Baca juga: "Beranak dalam Kubur" siap tebar kengerian dalam format seri musikal

Bayu yang sebelumnya sempat terlibat dengan beberapa seri drama musikal menjabarkan bahwa keunikan "Beranak dalam Kubur" bila dibandingkan judul-judul musikal lain adalah bahwa tim produksi kali ini tidak mengambil set di studio atau panggung.

"Kami langsung mencoba set sungguhan. Kalau dilihat untuk adegan di dalam ruangan itu seperti set panggung. Kami cuma pakai satu bidang, namun bisa dapatkan 4 set. Ibarat satu kotak isinya rumah tetapi setiap bagian punya desain. Di satu lokasi syuting ada rumah, hutan, dan rumput. Kami berpindah-pindah, jadi memudahkan proses agar tiga hari selesai," kata dia.

Menurut Bayu tantangan untuk menyelesaikan proses syuting "Beranak dalam Kubur" selama tiga hari membuat dia dan tim harus berusaha untuk menahan lebih banyak keinginan dalam proses kreatif agar tidak muncul terlalu banyak waktu tambahan.

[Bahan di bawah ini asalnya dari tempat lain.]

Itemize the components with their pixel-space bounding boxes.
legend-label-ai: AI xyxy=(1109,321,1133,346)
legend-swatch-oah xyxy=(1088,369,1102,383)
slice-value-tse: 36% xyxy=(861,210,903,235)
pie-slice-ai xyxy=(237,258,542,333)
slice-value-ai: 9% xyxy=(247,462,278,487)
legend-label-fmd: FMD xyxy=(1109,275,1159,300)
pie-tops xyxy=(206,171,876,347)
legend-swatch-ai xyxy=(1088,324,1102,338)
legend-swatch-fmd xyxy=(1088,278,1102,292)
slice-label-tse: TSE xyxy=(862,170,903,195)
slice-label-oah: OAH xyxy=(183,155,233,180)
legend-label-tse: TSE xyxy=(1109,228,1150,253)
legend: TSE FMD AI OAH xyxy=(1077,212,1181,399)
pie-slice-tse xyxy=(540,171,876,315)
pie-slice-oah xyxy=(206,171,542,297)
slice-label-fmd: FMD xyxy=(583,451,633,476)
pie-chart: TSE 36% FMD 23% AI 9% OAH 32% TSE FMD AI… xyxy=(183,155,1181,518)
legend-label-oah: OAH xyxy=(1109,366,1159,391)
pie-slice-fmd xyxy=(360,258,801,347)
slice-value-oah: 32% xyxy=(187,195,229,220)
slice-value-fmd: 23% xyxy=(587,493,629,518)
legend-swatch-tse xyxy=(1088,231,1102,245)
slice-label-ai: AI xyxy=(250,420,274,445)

"Kalau satu proses nggak selesai, maka nanti yang depannya molor lagi. Jadi buat saya, tantangan terbesar adalah soal waktu 3 hari untuk mencapai itu semua. Sampai hari terakhir, kami sudah tidak bisa overtime lagi karena dari pukul 10.45 sampai pukul 12 harus take sebanyak 5 scene. Itu sudah kayak estafet banget," dia memaparkan.
 
Tim produksi dan pemeran drama musikal "Beranak dalam Kubur" Bayu Pontiagust (tengah) saat sesi jumpa media usai pemutaran perdana drama musikal "Beranak dalam Kubur" di Galeri Indonesia Kaya Jakarta, Kamis (2/11). (ANTARA/Ahmad Faishal)

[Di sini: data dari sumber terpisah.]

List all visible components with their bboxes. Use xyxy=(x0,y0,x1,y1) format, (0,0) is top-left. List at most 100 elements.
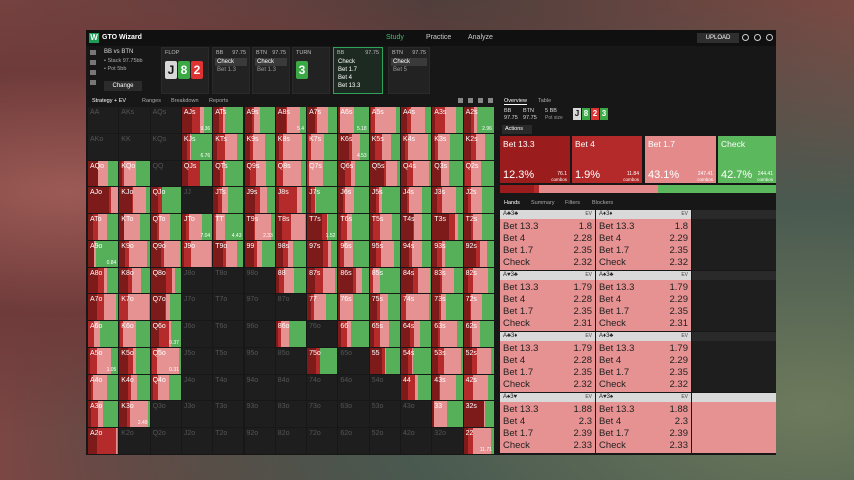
street-option[interactable]: Bet 13.3 xyxy=(338,83,361,89)
street-option[interactable]: Bet 1.3 xyxy=(217,67,237,73)
hand-cell[interactable]: K7o xyxy=(119,294,150,321)
hand-cell[interactable]: AKs xyxy=(119,107,150,133)
hand-cell[interactable]: 73o xyxy=(307,401,338,428)
hand-cell[interactable]: QTo xyxy=(150,214,181,240)
upload-button[interactable]: UPLOAD xyxy=(697,33,739,43)
hand-cell[interactable]: J5s xyxy=(369,187,400,214)
street-box[interactable]: FLOP J 8 2 xyxy=(161,47,209,94)
hand-cell[interactable]: 93o xyxy=(244,401,275,428)
hand-cell[interactable]: T4s xyxy=(401,214,432,240)
hand-cell[interactable]: T7o xyxy=(213,294,244,321)
hand-cell[interactable]: 53s xyxy=(432,347,463,374)
street-box[interactable]: BB 97.75 Check Bet 1.7 Bet 4 Bet 13.3 xyxy=(333,47,383,94)
hand-cell[interactable]: 75o xyxy=(307,347,338,374)
hand-cell[interactable]: 85o xyxy=(275,347,307,374)
hand-cell[interactable]: K9s xyxy=(244,133,275,160)
hand-cell[interactable]: A7o xyxy=(88,294,119,321)
hand-cell[interactable]: A6s 5.18 xyxy=(338,107,369,133)
tab[interactable]: Reports xyxy=(209,98,229,104)
hand-cell[interactable]: K8s xyxy=(275,133,307,160)
hand-cell[interactable]: J7o xyxy=(181,294,213,321)
hand-cell[interactable]: 77 xyxy=(307,294,338,321)
hand-cell[interactable]: A8o xyxy=(88,267,119,294)
hand-cell[interactable]: 84o xyxy=(275,374,307,401)
hand-cell[interactable]: 94s xyxy=(401,240,432,267)
hand-cell[interactable]: T3s xyxy=(432,214,463,240)
hand-cell[interactable]: T9o xyxy=(213,240,244,267)
nav-item[interactable]: Study xyxy=(386,34,404,41)
street-option[interactable]: Bet 5 xyxy=(393,67,408,73)
hand-cell[interactable]: T8o xyxy=(213,267,244,294)
hand-cell[interactable]: A8s 5.4 xyxy=(275,107,307,133)
hand-cell[interactable]: K5s xyxy=(369,133,400,160)
tab[interactable]: Strategy + EV xyxy=(92,98,127,104)
hand-cell[interactable]: 74s xyxy=(401,294,432,321)
hand-cell[interactable]: Q7o xyxy=(150,294,181,321)
actions-button[interactable]: Actions xyxy=(502,125,532,134)
hand-cell[interactable]: 82s xyxy=(463,267,494,294)
hand-cell[interactable]: J3o xyxy=(181,401,213,428)
hand-cell[interactable]: 98o xyxy=(244,267,275,294)
hand-cell[interactable]: A9s xyxy=(244,107,275,133)
hand-cell[interactable]: KJs 6.76 xyxy=(181,133,213,160)
hand-cell[interactable]: 83s xyxy=(432,267,463,294)
hand-cell[interactable]: 98s xyxy=(275,240,307,267)
hand-cell[interactable]: KTs xyxy=(213,133,244,160)
hand-cell[interactable]: Q3s xyxy=(432,160,463,187)
hand-cell[interactable]: 42s xyxy=(463,374,494,401)
street-option[interactable]: Check xyxy=(338,59,356,65)
hand-tab[interactable]: Hands xyxy=(504,200,520,206)
hand-cell[interactable]: J3s xyxy=(432,187,463,214)
hand-cell[interactable]: A5s xyxy=(369,107,400,133)
hand-cell[interactable]: 52o xyxy=(369,428,400,454)
hand-cell[interactable]: AKo xyxy=(88,133,119,160)
hand-cell[interactable]: JTs xyxy=(213,187,244,214)
hand-cell[interactable]: 76o xyxy=(307,321,338,347)
hand-cell[interactable]: Q6o 0.37 xyxy=(150,321,181,347)
hand-cell[interactable]: 99 xyxy=(244,240,275,267)
hand-cell[interactable]: A6o xyxy=(88,321,119,347)
hand-cell[interactable]: Q6s xyxy=(338,160,369,187)
street-box[interactable]: BB 97.75 Check Bet 1.3 xyxy=(212,47,250,94)
hand-cell[interactable]: 96o xyxy=(244,321,275,347)
hand-cell[interactable]: 97o xyxy=(244,294,275,321)
hand-cell[interactable]: A4s xyxy=(401,107,432,133)
hand-cell[interactable]: K7s xyxy=(307,133,338,160)
hand-cell[interactable]: 96s xyxy=(338,240,369,267)
hand-cell[interactable]: QQ xyxy=(150,160,181,187)
tab[interactable]: Breakdown xyxy=(171,98,199,104)
hand-cell[interactable]: 53o xyxy=(369,401,400,428)
hand-cell[interactable]: K4o xyxy=(119,374,150,401)
hand-cell[interactable]: A3o xyxy=(88,401,119,428)
action-box[interactable]: Check 42.7% 244.41 combos xyxy=(718,136,776,183)
hand-cell[interactable]: 63o xyxy=(338,401,369,428)
hand-cell[interactable]: Q5o 0.31 xyxy=(150,347,181,374)
hand-cell[interactable]: 65s xyxy=(369,321,400,347)
hand-cell[interactable]: ATo xyxy=(88,214,119,240)
hand-cell[interactable]: K6o xyxy=(119,321,150,347)
hand-cell[interactable]: 66 xyxy=(338,321,369,347)
hand-cell[interactable]: 54s xyxy=(401,347,432,374)
hand-cell[interactable]: Q9o xyxy=(150,240,181,267)
right-tab[interactable]: Table xyxy=(538,98,552,104)
hand-cell[interactable]: Q7s xyxy=(307,160,338,187)
change-button[interactable]: Change xyxy=(104,81,142,91)
hand-cell[interactable]: 93s xyxy=(432,240,463,267)
nav-item[interactable]: Practice xyxy=(426,34,452,41)
hand-cell[interactable]: KTo xyxy=(119,214,150,240)
hand-cell[interactable]: 76s xyxy=(338,294,369,321)
hand-cell[interactable]: A2o xyxy=(88,428,119,454)
hand-cell[interactable]: Q4o xyxy=(150,374,181,401)
hand-cell[interactable]: Q4s xyxy=(401,160,432,187)
street-box[interactable]: BTN 97.75 Check Bet 5 xyxy=(388,47,430,94)
hand-cell[interactable]: 84s xyxy=(401,267,432,294)
hand-cell[interactable]: K8o xyxy=(119,267,150,294)
hand-cell[interactable]: JTo 7.04 xyxy=(181,214,213,240)
hand-cell[interactable]: AJs 9.36 xyxy=(181,107,213,133)
hand-tab[interactable]: Blockers xyxy=(592,200,614,206)
hand-cell[interactable]: 94o xyxy=(244,374,275,401)
hand-cell[interactable]: 82o xyxy=(275,428,307,454)
hand-cell[interactable]: 92s xyxy=(463,240,494,267)
street-option[interactable]: Bet 1.7 xyxy=(338,67,358,73)
hand-cell[interactable]: 92o xyxy=(244,428,275,454)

Bayu juga sempat mengungkapkan kekhawatiran untuk meramu kisah horor dengan musikal karena selama ini tidak banyak orang yang melakukan hal semacam itu. Oleh karena itu, dia dituntut untuk mampu menghadirkan elemen musikal dan horor secara tepat pada "Beranak dalam Kubur" agar mendapatkan kepuasan dari penonton.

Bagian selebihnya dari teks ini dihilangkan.